Understanding Genetic Algorithms

    Genetic algorithms closely resemble the biological model of chromosomes and genes. Individual organisms in a genetic algorithm generally consist of a single chromosome. These chromosomes are composed of genes. By manipulating the genes, new chromosomes are created, which possess different traits. These manipulations occur through crossover and mutation, just as they occur in nature. Crossover is analogous to the biological process of mating, and mutation is one way in which new information can be introduced into an existing population.

Understanding Genes

    In a genetic algorithm, genes represent individual components of a solution. This is a very important concept in the analysis of a problem for which a genetic algorithm is to be used. To effectively solve a problem, you must determine a way to break it into its related components, or genes. The genes will then be linked together to form a chromosome. Life forms in this simulation consist of a single chromosome; therefore, each chromosome will represent one possible solution to a problem.
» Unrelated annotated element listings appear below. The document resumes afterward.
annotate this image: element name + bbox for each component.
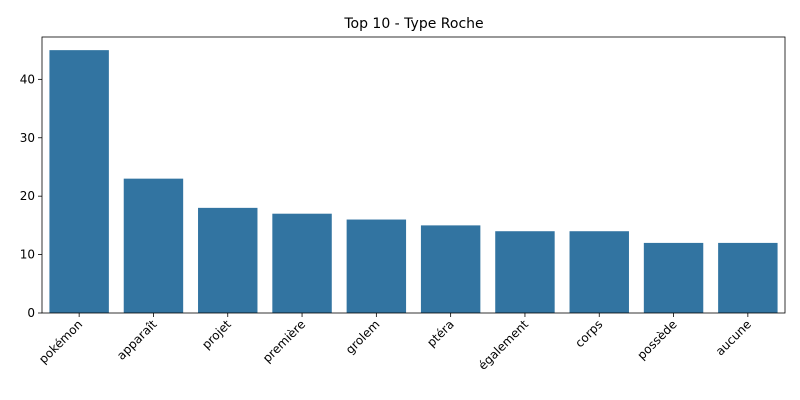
bar-7 bbox=[569, 231, 629, 313]
x-tick-label-5: ptéra bbox=[424, 317, 457, 350]
bars-group bbox=[49, 50, 778, 314]
x-tick-label-0: pokémon bbox=[36, 317, 85, 366]
x-tick-label-8: possède bbox=[635, 317, 680, 362]
bar-3 bbox=[272, 213, 332, 313]
plot-frame bbox=[41, 36, 786, 314]
bar-2 bbox=[198, 207, 258, 313]
x-tick-label-6: également bbox=[476, 317, 532, 373]
bar-9 bbox=[718, 242, 778, 313]
chart-title: Top 10 - Type Roche bbox=[343, 16, 483, 32]
y-tick-label-3: 30 bbox=[20, 131, 35, 145]
x-tick-label-3: première bbox=[260, 317, 308, 365]
bar-1 bbox=[123, 178, 184, 313]
x-tick-label-7: corps bbox=[572, 317, 605, 350]
y-tick-label-1: 10 bbox=[20, 248, 35, 262]
x-tick-label-4: grolem bbox=[343, 317, 383, 357]
bar-5 bbox=[420, 225, 481, 313]
bar-8 bbox=[643, 242, 704, 313]
y-tick-label-0: 0 bbox=[27, 306, 35, 320]
y-tick-label-4: 40 bbox=[20, 72, 35, 86]
y-tick-label-2: 20 bbox=[20, 189, 35, 203]
bar-6 bbox=[495, 231, 555, 313]
x-tick-label-9: aucune bbox=[713, 317, 754, 358]
bar-4 bbox=[346, 219, 407, 313]
bar-0 bbox=[49, 50, 109, 314]
y-axis: 0 10 20 30 40 bbox=[20, 72, 42, 320]
x-axis: pokémon apparaît projet première grolem ptéra… bbox=[36, 313, 754, 373]
x-tick-label-2: projet bbox=[199, 317, 234, 352]
x-tick-label-1: apparaît bbox=[114, 317, 160, 363]
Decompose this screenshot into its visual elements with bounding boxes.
    Later in this chapter, we will examine the traveling salesman problem. You will be shown how to decompose the solution for this problem into individual genes. Additionally, in this chapter you will be shown how to make the individual weights in a neural network represent the genes in the chromosome.
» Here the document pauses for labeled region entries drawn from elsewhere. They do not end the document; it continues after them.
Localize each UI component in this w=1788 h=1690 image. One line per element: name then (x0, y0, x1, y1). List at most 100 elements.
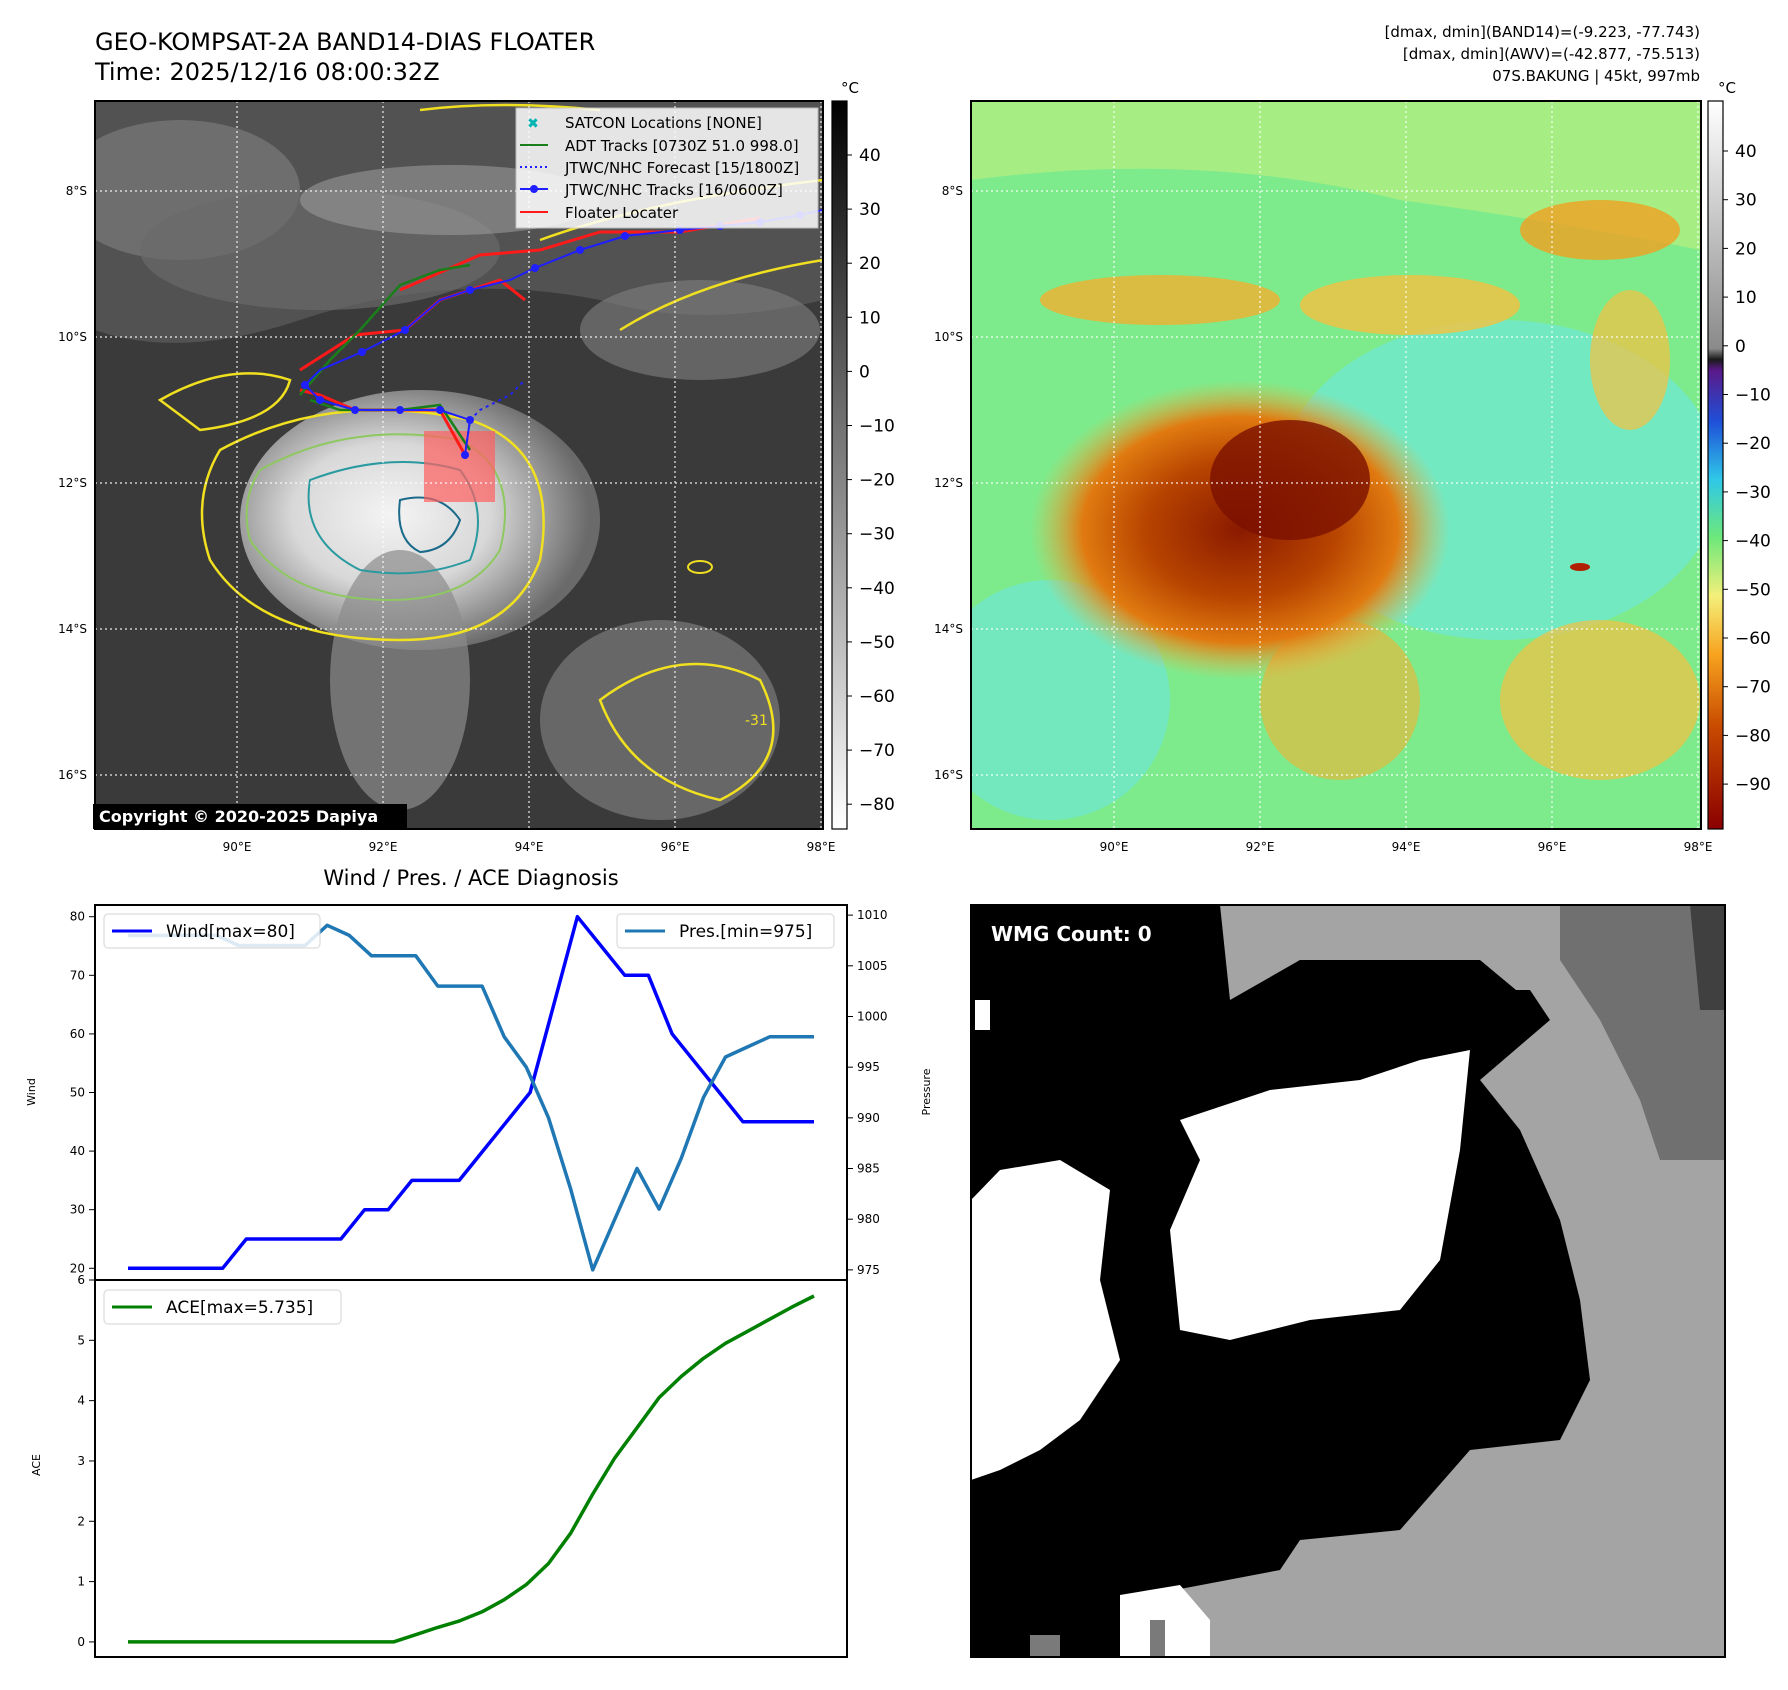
ace-legend-label: ACE[max=5.735] (166, 1298, 313, 1318)
awv-colorbar-tick-label: 20 (1735, 239, 1757, 259)
colorbar-unit-left: °C (841, 79, 859, 97)
copyright-text: Copyright © 2020-2025 Dapiya (99, 807, 378, 826)
pressure-axis-tick-label: 975 (857, 1263, 880, 1277)
info-line-2: [dmax, dmin](AWV)=(-42.877, -75.513) (1403, 45, 1700, 63)
legend-floater: Floater Locater (520, 204, 679, 222)
ir-colorbar-tick-label: −70 (859, 741, 895, 761)
colorbar-unit-right: °C (1718, 79, 1736, 97)
awv-colorbar-tick-label: −10 (1735, 386, 1771, 406)
wind-axis-label: Wind (25, 1078, 38, 1106)
contour-label: -31 (745, 713, 768, 729)
wind-axis-tick-label: 20 (70, 1261, 85, 1275)
map-legend: ✖ SATCON Locations [NONE] ADT Tracks [07… (515, 107, 819, 229)
wind-axis-tick-label: 50 (70, 1086, 85, 1100)
ir-colorbar-tick-label: −40 (859, 579, 895, 599)
pressure-axis-tick-label: 980 (857, 1212, 880, 1226)
awv-colorbar-tick-label: −90 (1735, 775, 1771, 795)
lon-tick-94e-right: 94°E (1392, 840, 1421, 854)
wind-legend: Wind[max=80] (103, 913, 321, 949)
chart-title: Wind / Pres. / ACE Diagnosis (323, 866, 618, 890)
info-line-3: 07S.BAKUNG | 45kt, 997mb (1492, 67, 1700, 85)
info-line-1: [dmax, dmin](BAND14)=(-9.223, -77.743) (1385, 23, 1700, 41)
lat-tick-16s-right: 16°S (934, 768, 963, 782)
awv-satellite-panel[interactable]: 8°S 10°S 12°S 14°S 16°S 90°E 92°E 94°E 9… (930, 100, 1720, 854)
awv-colorbar-tick-label: −50 (1735, 580, 1771, 600)
lat-tick-12s-left: 12°S (58, 476, 87, 490)
lon-tick-90e-right: 90°E (1100, 840, 1129, 854)
awv-colorbar-tick-label: 10 (1735, 288, 1757, 308)
pressure-axis-tick-label: 990 (857, 1111, 880, 1125)
legend-jtwc-tracks: JTWC/NHC Tracks [16/0600Z] (520, 181, 783, 199)
lat-tick-10s-left: 10°S (58, 330, 87, 344)
lon-tick-96e-right: 96°E (1538, 840, 1567, 854)
legend-satcon: ✖ SATCON Locations [NONE] (527, 114, 762, 132)
ace-chart: ACE 0 1 2 3 4 5 6 ACE[max=5.735] (30, 1273, 848, 1658)
wmg-count-label: WMG Count: 0 (991, 922, 1152, 946)
awv-colorbar-tick-label: 40 (1735, 142, 1757, 162)
ir-colorbar-tick-label: 10 (859, 308, 881, 328)
awv-colorbar-tick-label: −60 (1735, 629, 1771, 649)
wind-series-line (128, 914, 814, 1271)
wind-axis-tick-label: 70 (70, 968, 85, 982)
ir-colorbar-tick-label: −30 (859, 525, 895, 545)
svg-text:SATCON Locations [NONE]: SATCON Locations [NONE] (565, 114, 762, 132)
pressure-axis-label: Pressure (920, 1068, 933, 1115)
ir-colorbar-tick-label: −60 (859, 687, 895, 707)
wind-axis-tick-label: 30 (70, 1203, 85, 1217)
svg-text:JTWC/NHC Tracks [16/0600Z]: JTWC/NHC Tracks [16/0600Z] (564, 181, 783, 199)
svg-text:Floater Locater: Floater Locater (565, 204, 679, 222)
ir-satellite-panel[interactable]: -31 (58, 100, 836, 854)
lon-tick-98e-left: 98°E (807, 840, 836, 854)
ir-colorbar: °C 40 30 20 10 0 −10 −20 −30 −40 −50 −60 −70 −80 (831, 79, 895, 830)
ace-axis-tick-label: 1 (77, 1575, 85, 1589)
page-title: GEO-KOMPSAT-2A BAND14-DIAS FLOATER (95, 28, 595, 56)
wmg-panel[interactable]: WMG Count: 0 (970, 904, 1726, 1658)
ir-colorbar-tick-label: 40 (859, 146, 881, 166)
timestamp: Time: 2025/12/16 08:00:32Z (94, 58, 440, 86)
wind-axis-tick-label: 40 (70, 1144, 85, 1158)
ace-series-line (128, 1294, 815, 1644)
awv-colorbar-tick-label: 0 (1735, 337, 1746, 357)
wind-axis-tick-label: 80 (70, 910, 85, 924)
lon-tick-98e-right: 98°E (1684, 840, 1713, 854)
lon-tick-96e-left: 96°E (661, 840, 690, 854)
awv-colorbar-tick-label: 30 (1735, 191, 1757, 211)
legend-jtwc-forecast: JTWC/NHC Forecast [15/1800Z] (520, 159, 799, 177)
svg-text:✖: ✖ (527, 116, 539, 132)
ir-colorbar-tick-label: −50 (859, 633, 895, 653)
wind-legend-label: Wind[max=80] (166, 922, 295, 942)
pressure-axis-tick-label: 1000 (857, 1009, 888, 1023)
ir-colorbar-tick-label: −10 (859, 417, 895, 437)
svg-text:JTWC/NHC Forecast [15/1800Z]: JTWC/NHC Forecast [15/1800Z] (564, 159, 799, 177)
ir-colorbar-tick-label: 20 (859, 254, 881, 274)
awv-colorbar-tick-label: −40 (1735, 532, 1771, 552)
ace-axis-tick-label: 3 (77, 1454, 85, 1468)
legend-adt: ADT Tracks [0730Z 51.0 998.0] (520, 137, 799, 155)
ace-axis-tick-label: 4 (77, 1394, 85, 1408)
pressure-axis-tick-label: 995 (857, 1060, 880, 1074)
lat-tick-14s-left: 14°S (58, 622, 87, 636)
pressure-legend: Pres.[min=975] (616, 913, 835, 949)
ace-axis-tick-label: 2 (77, 1514, 85, 1528)
lat-tick-8s-left: 8°S (66, 184, 87, 198)
ir-colorbar-tick-label: 30 (859, 200, 881, 220)
wind-pressure-chart: Wind Pressure 20 30 40 50 60 70 80 975 980 985 99… (25, 904, 933, 1281)
pressure-legend-label: Pres.[min=975] (679, 922, 812, 942)
lon-tick-94e-left: 94°E (515, 840, 544, 854)
pressure-axis-tick-label: 1010 (857, 908, 888, 922)
lat-tick-14s-right: 14°S (934, 622, 963, 636)
lat-tick-8s-right: 8°S (942, 184, 963, 198)
awv-colorbar-tick-label: −20 (1735, 434, 1771, 454)
wind-axis-tick-label: 60 (70, 1027, 85, 1041)
ace-legend: ACE[max=5.735] (103, 1289, 342, 1325)
pressure-axis-tick-label: 1005 (857, 959, 888, 973)
awv-colorbar-tick-label: −30 (1735, 483, 1771, 503)
pressure-axis-tick-label: 985 (857, 1162, 880, 1176)
lat-tick-10s-right: 10°S (934, 330, 963, 344)
ir-colorbar-tick-label: −20 (859, 471, 895, 491)
lon-tick-92e-right: 92°E (1246, 840, 1275, 854)
svg-text:ADT Tracks [0730Z 51.0 998.0]: ADT Tracks [0730Z 51.0 998.0] (565, 137, 799, 155)
awv-colorbar-tick-label: −80 (1735, 726, 1771, 746)
lon-tick-90e-left: 90°E (223, 840, 252, 854)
    It is important to note that there is a finite number of genes that are used. Individual genes are not modified as the organisms evolve. It is the chromosomes that evolve when the order and makeup of their genes are changed.

Understanding Chromosomes

    As explained above, each organism in our genetic algorithm contains one chromosome. As a result, each chromosome can be thought of as an “individual” or a solution composed of a collection of parameters to be optimized. These parameters are genes, which you learned about in the previous section. Each chromosome is initially assigned a random solution or collection of genes. This solution is used to calculate a “fitness” level, which determines the chromosome’s suitability or “fitness” to survive—as in Darwin’s theory of natural selection. If a chromosome has a high level of “fitness,” it has a higher probability of mating and staying alive.